The first enforcement action against a state Medicaid agency for alleged violations of the Health Insurance Portability and Accountability Act (HIPAA)(104-191) Security Rule resulted in a Resolution Agreement under which the Alaska Department of Health and Social Services (DHSS) has agreed to pay $1,700,000 to settle possible violations, according to the Department of Health and Human Services (HHS) Office for Civil Right’ (OCR). In addition, Alaska DHSS has agreed to take corrective action to properly safeguard the electronic protected health information (ePHI) of its Medicaid beneficiaries. “This is OCR’s first HIPAA enforcement action against a state agency and we expect organizations to comply with their obligations under these rules regardless of whether they are private or public entities,” OCR Director Leon Rodriguez said.
The OCR began its investigation following a breach report submitted by Alaska DHSS indicated that a portable electronic storage device (USB hard drive) possibly containing ePHI was stolen from the vehicle of a DHSS computer technician. The Breach Notification Rule, which was established by the Health Information Technology for Economic and Clinic Health Act (HITECH Act) (which was passed as part of the American Recovery and Reinvestment Act of 2009 (ARRA)(P.L. 111-5) requires covered entities to report impermissible use or disclosure of protected health information or a “breach” of the protected health information of 500 individuals or more to the HHS Secretary and the media. Smaller breaches affecting less than 500 individuals must be reported to the Secretary on an annual basis.
Over the course of the investigation OCR reviewed DHSS’ policies and procedures, training activities, and other documentation related to compliance with the HIPAA Privacy and Security Rules and conducted a site visit to interview select workforce members. Under the HIPAA Security Rule, covered entities are required to protect health information in its electronic form by developing and implementing physical, technical, and administrative safeguards to ensure ePHI remains private and secure. As a result of its investigation, OCR determined that DHSS did not have adequate policies and procedures in place to safeguard ePHI. Specifically, OCR found that DHSS had not:
- completed a risk analysis (see 45 C.F.R. 164.308(a)(1)(ii)(A));
- implemented sufficient risk management measures (see 45 C.F.R. 164.308(a)(1)(ii)(B));
- completed security training for its workforce members (see 45 C.F.R. 164.308(a)(1)(ii)(A)(5)(i);
- implemented device and media controls (see 45 C.F.R. 164.310(d)(1) ); or
- addressed device and media encryption (see 45 C.F.R. 164.312(a)(2)(iv).

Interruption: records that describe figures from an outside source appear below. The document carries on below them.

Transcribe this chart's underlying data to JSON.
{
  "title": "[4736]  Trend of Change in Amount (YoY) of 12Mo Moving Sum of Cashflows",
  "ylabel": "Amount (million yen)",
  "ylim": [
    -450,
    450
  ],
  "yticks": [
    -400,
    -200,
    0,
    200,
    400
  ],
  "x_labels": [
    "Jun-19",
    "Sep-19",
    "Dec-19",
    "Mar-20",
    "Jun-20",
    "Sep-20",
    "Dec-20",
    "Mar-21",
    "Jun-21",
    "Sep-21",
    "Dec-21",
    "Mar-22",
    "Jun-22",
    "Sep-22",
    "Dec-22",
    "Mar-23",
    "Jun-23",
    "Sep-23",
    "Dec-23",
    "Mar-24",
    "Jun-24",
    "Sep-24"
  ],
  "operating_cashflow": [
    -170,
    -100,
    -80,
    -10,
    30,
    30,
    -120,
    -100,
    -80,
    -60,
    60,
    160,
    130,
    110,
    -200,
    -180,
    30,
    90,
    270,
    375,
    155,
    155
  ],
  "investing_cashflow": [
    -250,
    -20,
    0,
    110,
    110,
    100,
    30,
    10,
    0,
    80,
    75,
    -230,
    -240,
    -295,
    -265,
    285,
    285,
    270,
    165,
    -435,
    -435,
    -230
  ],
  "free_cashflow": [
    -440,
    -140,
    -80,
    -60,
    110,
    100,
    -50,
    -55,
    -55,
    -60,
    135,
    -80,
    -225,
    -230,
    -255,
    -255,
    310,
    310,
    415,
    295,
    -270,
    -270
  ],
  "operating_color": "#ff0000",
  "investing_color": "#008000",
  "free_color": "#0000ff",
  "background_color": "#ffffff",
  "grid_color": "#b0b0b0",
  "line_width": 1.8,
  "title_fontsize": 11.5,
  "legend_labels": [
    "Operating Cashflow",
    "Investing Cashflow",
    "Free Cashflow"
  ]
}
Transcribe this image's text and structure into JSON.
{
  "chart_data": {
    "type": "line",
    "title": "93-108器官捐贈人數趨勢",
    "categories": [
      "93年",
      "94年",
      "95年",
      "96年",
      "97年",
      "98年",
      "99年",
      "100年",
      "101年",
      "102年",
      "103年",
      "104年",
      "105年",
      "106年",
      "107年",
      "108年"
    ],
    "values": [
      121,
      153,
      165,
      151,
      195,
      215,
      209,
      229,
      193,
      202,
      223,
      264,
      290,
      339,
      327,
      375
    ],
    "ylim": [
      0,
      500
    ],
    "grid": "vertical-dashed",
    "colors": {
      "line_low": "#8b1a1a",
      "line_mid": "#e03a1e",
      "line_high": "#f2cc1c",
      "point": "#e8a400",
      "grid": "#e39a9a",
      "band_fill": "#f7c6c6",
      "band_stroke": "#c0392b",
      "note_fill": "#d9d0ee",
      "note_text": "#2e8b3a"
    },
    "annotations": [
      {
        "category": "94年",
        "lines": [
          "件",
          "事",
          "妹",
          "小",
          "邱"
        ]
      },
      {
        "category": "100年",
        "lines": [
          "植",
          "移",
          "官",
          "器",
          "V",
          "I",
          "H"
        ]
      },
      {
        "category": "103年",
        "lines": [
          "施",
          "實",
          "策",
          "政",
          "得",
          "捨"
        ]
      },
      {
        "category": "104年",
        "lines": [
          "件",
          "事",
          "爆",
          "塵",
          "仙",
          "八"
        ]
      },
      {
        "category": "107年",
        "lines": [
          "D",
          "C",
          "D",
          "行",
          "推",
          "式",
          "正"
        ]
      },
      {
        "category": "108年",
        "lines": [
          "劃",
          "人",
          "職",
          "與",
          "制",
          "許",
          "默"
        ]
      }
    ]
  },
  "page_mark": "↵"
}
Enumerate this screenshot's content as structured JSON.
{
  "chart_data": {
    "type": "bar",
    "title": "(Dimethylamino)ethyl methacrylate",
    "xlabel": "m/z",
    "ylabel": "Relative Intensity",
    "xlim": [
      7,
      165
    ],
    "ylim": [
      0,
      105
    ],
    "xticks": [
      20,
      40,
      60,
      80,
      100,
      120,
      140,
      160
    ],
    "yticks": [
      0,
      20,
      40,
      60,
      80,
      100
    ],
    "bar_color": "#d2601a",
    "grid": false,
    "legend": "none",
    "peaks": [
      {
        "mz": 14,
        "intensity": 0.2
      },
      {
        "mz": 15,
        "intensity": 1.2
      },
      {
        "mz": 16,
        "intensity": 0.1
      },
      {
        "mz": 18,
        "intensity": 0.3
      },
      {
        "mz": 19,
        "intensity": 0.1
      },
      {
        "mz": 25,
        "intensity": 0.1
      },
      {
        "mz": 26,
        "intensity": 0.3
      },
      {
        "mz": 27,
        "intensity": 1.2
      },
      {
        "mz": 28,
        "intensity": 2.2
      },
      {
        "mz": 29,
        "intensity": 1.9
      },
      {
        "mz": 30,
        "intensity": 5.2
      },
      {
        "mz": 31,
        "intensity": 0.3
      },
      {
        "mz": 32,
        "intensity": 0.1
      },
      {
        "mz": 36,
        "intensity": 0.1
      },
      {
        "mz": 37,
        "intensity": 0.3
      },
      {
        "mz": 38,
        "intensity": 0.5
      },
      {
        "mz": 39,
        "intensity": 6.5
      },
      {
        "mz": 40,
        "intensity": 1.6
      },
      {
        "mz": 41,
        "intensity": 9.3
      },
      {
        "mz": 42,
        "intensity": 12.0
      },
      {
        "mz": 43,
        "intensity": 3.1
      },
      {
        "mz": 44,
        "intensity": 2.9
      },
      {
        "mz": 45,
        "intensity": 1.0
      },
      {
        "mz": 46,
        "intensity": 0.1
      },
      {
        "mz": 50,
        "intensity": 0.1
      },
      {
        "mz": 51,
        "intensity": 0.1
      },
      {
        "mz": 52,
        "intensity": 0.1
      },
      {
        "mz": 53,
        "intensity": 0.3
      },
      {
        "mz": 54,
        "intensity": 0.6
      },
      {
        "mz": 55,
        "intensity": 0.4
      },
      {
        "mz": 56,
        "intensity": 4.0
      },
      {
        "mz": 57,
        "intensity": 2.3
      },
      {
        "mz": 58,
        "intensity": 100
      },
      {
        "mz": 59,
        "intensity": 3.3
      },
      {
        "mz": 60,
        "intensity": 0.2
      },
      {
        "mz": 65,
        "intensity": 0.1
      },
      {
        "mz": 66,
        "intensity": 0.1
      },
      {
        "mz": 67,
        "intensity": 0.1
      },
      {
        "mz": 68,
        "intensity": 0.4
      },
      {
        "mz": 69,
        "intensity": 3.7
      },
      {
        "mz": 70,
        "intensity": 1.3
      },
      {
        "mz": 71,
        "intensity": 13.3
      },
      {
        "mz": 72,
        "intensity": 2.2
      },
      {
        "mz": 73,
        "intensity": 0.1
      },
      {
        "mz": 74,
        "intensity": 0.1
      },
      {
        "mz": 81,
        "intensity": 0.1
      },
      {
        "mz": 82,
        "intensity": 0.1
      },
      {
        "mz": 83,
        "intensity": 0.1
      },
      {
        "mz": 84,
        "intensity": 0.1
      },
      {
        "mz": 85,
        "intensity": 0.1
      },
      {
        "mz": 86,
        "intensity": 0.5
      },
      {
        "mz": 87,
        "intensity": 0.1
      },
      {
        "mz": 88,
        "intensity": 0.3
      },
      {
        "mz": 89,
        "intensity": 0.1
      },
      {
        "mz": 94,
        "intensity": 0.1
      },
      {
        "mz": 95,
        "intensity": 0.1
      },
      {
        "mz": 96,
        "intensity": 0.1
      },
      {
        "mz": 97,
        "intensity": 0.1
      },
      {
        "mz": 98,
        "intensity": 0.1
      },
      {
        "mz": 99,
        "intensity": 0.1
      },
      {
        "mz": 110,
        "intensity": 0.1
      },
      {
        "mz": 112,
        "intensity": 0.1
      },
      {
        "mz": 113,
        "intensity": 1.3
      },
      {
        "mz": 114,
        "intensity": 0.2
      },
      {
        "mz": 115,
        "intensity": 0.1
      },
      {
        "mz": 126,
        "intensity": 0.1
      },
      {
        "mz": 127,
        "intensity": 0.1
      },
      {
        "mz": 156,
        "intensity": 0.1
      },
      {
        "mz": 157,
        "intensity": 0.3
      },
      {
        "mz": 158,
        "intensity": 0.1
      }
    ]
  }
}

The Resolution Agreement and Corrective Action Plan
To resolve the possible violations of the HIPAA Privacy and Security Rules, OCR entered into a Resolution Agreement with Alaska DHSS on June 25, 2012. In addition to the $1,700,000 settlement, the agreement includes a corrective action plan (CAP). The CAP is effective for a period of three years from the date of HHS’ approval of a Monitor Plan described in the CAP.
The CAP requires Alaska DHSS to develop, revise, and maintain policies and procedures to ensure compliance with the HIPAA Privacy and Security Rules and submit them to HHS for review and approval. Other requirements include:
Polices and procedures, at a minimum, must be developed and implemented (1) to track, safeguard, and encrypt devices containing ePHI; (2) for disposal and re-use of devices; (3) to respond to security incidents; and (4) to impose sanctions against workforce members who violate the policies and procedures.
Policies and procedures must be assessed, updated, and revised as necessary.
DHSS must distribute of policies and procedures as well as revised policies and procedures to all members of the workforce who have access to ePHI within 90 days of HHS’ approval of the policies and procedures.
DHSS must provide general training on the HIPAA Security Rule and on its policies and procedures to members of the workforce who have access to ePHI within 90 days of the adoption of the policies and procedures. Training must be reviewed annually and updated to reflect any changes in the laws or in HHS guidance and any other issues or developments.
DHSS must conduct an accurate and thorough assessment of the potential risks and vulnerabilities to the confidentiality, integrity, and availability of ePHI held by DHSS and must implement security measures to reduce the risk and vulnerabilities identified. DHSS must provide HHS with the risk analysis and risk management measures for review and approval.
DHSS must designate a qualified individual or entity to be a Monitor to ensure DHSS’ compliance with the CAP. The Monitor must submit a written plan for fulfilling the duties described. The Monitor will report to OCR regularly on DHSS’ ongoing compliance efforts.
DHSS must submit a report regarding implementation of the policies and procedures and submit annual reports.
DHSS must maintain all documents and records related to compliance with the CAP for a period of six years for HHS to inspect and copy.